Так шли по пустому коридору, двое, поддерживая друг друга, маленькая, колобком, старушка с круглым лунным личиком, и мужичок с ноготок, ковыляли, переваливались с ноги на ногу, шаг, еще шаг, еще шаг, и так дошли до палаты, и палата показалась Вите родным домом. Анна Ивановна завела Витю в палату, довела до койки. Он сел, пружины тихо пропели под ним. Анна Ивановна тихо перекрестила его: ну вот, милочек, и добрались, вот и дошли, ложись, отдыхай.
Витя лег. Нянечка наклонилась над ним и тихонько сказала, отдувая старческим дыханьем рыжую прядь от его щеки:
– Забудь все. Все забудь. Ничего не было.
Потом приблизилась еще, совсем вплотную, прижалась морщинистой яблочной теплой щечкой к Витиной мохнатой седой щеке и сказала:
– А будет все только одно хорошее. Так и знай.
И разогнулась тяжело, и ушла, шаркая старыми, обшитыми собачьим мехом шлепанцами.
– Возьмите. Возьмите, пожалуйста. Только никому.
– Что никому?
– Никому не показывайте.
Манита догнала доктора Сура в коридоре, когда он направлялся в ординаторскую после обхода.
Схватила за локоть.
Она сунула ему, из руки в руку, сложенные вчетверо тетрадные листки в клеточку.
Из тетради по арифметике для начальной школы.
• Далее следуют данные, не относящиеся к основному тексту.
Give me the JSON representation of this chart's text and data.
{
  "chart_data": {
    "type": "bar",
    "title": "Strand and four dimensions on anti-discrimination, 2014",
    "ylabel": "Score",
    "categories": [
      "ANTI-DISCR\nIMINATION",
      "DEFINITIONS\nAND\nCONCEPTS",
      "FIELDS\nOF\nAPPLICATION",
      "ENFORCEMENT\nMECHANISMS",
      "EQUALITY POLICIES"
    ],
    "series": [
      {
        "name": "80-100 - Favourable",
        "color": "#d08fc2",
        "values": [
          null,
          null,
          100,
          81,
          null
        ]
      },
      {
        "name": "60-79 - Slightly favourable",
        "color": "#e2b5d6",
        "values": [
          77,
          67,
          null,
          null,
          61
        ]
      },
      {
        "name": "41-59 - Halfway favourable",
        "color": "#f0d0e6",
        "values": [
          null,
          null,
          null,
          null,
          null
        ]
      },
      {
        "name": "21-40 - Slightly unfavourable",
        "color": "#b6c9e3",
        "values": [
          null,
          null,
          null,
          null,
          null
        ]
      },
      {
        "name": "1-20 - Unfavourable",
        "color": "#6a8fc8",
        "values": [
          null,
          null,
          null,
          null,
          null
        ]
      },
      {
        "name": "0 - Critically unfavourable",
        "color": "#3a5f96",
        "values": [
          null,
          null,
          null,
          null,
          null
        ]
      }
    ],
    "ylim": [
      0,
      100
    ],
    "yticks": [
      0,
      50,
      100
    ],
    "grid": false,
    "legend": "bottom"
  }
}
Исписанные мелким убористым почерком.
Сур хотел прочитать. Манита быстро закрыла, накрыла листки руками, лицом, грудью. Как птица птенца.
– Нет. Не надо здесь. Никому не показывайте! Нельзя.
– А мне-то можно прочитать? Потом?
Манита миг глядела на врача.
– Вам – можно.
– Ну прочитаю. И что?
– Это очень важно. Очень. Прочитаете – и отнесите, куда нужно. Кому нужно.
– А кому?
Сур ничего не понимал.
Сунул листки в карман халата.
Манита дрожала всем телом.
– Вы не думайте. Я не псих. И тут половина – не психи. Просто несчастные. Просто! Просто! Это – письмо.
– Письмо?
Он обхватил пальцами квадрат бумаги в кармане. Мял, гладил.
– Да. Письмо. О нас. Обо всех нас. О том, что с нами тут делают.
Голос больной Касьяновой был тверд. Она не бредила. Она не шутила.
И она – не обманывала.
И вдруг, внезапно, разом, он все понял.
И – ужаснулся.
– Вы… Тут много подписей?
Он уже знал, что – много.
Она кивнула.
– Вы… написали его… до восстания?
Он называл бойню в вестибюле восстанием. И она была благодарна ему за это.
– Да. За неделю до него.
– Почему… даете мне только сейчас? И – почему мне?
– Боюсь, что меня… – Она низко опустила голову, подбородок коснулся ключицы. – Замучат… И за это тоже.
Показала рукой вниз. В пол.
Он понял: за восстание. За первый этаж.
– Понятно.
– А вам – потому, что…
Поняли друг друга без слов.
У Сура заныло под сердцем.
– Я не рад, что подался в психиатрию, – сумрачно сказал.
– Такие, как вы… понимают…
Он нашел рукой ее руку.
– Идите в палату. На нас уже смотрят.
– Но вас же не обыщут.
«Она рассуждает, как нормальная».
Внезапно понял: и он и она – железные винтики. Часть огромной машины. Ее нельзя охватить глазами. Объять разумом. И от этого можно сойти с ума.
– Да. Я прочитаю. Я передам, куда надо. Идите.
– Хорошо.
Манита повернулась и пошла. Потом оглянулась на Сура, и Сур тоже в это время оглянулся, они увидели глаза друг друга одновременно, и он услышал, она глазами сказала: спасибо.
А она услышала из его глаз: держись, девочка.
Трясясь в желто-синем, похожем на длинного неуклюжего жука, усатом троллейбусе, он не выдержал, просунул руку под борт пальто, потом нащупал карман пиджака, вытащил письмо. Тощий троллейбусный свет мигал под крышей салона. Доктор Сур читал, и прыгали в глазах корявые строчки, мелкие, как муравьи, буквы, прыгала, металась, орала, вопила чужая жизнь. Это кричали ему – через него – в широкий мир – его больные.
Те, кого он сам мучил, пытал и приговаривал.